In simple terms, if you were to take the Standard & Poor’s 500-stock index’s fin de siècle high and factor in the subsequent growth in the consumer price index, the market is 27 percent below its inflation (as the government defines it)-adjusted high. So much for the few percent we need to hit that market record you’re hearing so much about of late.

More conservatively defined—how much does Washington know about real-world inflation anyway?—inflation has walloped investors. According to the Leuthold Group, U.S. markets are nowhere close to their highs in hard-currency, inflation-adjusted terms. When denominated, not in dollars, but in the inflation-proofed Swiss Franc and gold values, the S&P 500 is down 48 percent and 84 percent, respectively, from the year-2000 high it briefly surpassed in 2007.

It’s one thing to say your money hasn’t done anything in equities since the heady days of stock-picking cabbies and Superbowl sock puppets.
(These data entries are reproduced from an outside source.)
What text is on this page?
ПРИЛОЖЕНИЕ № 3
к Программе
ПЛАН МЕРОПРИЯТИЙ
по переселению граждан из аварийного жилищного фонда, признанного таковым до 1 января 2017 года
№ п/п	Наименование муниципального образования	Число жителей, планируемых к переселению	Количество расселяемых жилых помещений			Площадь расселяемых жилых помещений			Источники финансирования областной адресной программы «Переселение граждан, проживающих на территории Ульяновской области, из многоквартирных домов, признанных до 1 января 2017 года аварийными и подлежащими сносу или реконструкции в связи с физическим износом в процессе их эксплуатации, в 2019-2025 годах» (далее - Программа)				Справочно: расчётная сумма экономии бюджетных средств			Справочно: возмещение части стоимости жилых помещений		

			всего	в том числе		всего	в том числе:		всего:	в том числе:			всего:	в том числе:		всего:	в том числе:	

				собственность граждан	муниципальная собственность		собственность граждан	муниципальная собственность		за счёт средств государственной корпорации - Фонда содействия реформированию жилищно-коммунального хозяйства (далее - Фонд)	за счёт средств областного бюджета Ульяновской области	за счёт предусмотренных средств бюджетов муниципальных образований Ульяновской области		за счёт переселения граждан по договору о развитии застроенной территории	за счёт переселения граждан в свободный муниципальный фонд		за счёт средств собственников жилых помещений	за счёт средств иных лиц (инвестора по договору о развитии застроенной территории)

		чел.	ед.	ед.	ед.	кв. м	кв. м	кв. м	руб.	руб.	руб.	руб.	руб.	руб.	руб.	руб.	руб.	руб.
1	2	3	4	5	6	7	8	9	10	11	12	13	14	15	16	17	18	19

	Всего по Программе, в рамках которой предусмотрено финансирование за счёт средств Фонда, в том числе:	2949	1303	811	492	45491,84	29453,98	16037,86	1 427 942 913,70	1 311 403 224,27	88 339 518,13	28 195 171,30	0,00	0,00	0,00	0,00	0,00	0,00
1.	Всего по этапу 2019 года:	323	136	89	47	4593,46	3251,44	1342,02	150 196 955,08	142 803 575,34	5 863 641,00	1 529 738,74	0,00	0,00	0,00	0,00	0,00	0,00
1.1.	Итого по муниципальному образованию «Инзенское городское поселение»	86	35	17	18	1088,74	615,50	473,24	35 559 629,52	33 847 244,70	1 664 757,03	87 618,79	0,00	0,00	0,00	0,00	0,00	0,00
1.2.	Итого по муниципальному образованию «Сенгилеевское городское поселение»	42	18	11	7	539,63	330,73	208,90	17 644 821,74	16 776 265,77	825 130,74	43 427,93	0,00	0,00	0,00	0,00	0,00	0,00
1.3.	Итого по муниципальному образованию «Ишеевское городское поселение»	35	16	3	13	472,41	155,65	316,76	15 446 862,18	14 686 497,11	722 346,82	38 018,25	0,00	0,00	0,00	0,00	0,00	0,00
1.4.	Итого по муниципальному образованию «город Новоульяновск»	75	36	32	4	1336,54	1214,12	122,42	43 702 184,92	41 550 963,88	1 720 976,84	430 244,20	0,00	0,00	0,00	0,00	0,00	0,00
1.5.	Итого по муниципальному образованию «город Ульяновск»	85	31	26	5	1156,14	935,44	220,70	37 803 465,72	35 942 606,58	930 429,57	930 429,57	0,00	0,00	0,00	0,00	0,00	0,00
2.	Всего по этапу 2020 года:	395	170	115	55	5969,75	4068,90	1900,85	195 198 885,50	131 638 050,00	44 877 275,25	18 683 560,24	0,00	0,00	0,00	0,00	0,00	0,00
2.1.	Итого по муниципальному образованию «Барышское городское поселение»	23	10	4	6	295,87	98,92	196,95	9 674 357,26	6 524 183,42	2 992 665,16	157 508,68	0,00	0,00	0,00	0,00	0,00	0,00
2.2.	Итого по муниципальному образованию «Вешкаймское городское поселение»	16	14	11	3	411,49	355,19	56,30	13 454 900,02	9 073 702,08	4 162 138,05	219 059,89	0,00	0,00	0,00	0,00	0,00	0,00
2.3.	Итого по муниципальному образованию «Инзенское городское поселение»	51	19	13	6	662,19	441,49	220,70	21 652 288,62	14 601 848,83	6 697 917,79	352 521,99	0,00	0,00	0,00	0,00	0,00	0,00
It’s a whole other sobriety to realize how much you have lost in true, inflation-adjusted terms. “We suppress a seraphic grin whenever we hear an analyst express wonder that free money from the Fed ‘hasn’t yet led to currency debasement,’” wrote the Leutholders. “The market says it has, regardless of the Consumer Price Index.”

The best environment for investors is unquestionably low, boring inflation: not too hot and not too cold, as it were, and well removed from the quagmire that is deflation. You want just enough inflation to give pricing power to companies and purchasing power to gainfully employed consumers. Too much inflation would call for the Fed to hike interest rates—an outcome anathema in so many ways to the equity community. For his part, Elfenbein has calculated that inflation crosses that good-to-bad inflection point when it surpasses 5.3 percent a year.

The good news is that, when measured on a total-return basis, with reinvested dividends included, the broad market just managed to visit an all-time, inflation-included high—however marginally.

As Elfenbein says (seraphically?): “It only took 13 years to make a real profit. A very, very, very, very small—but real—profit.”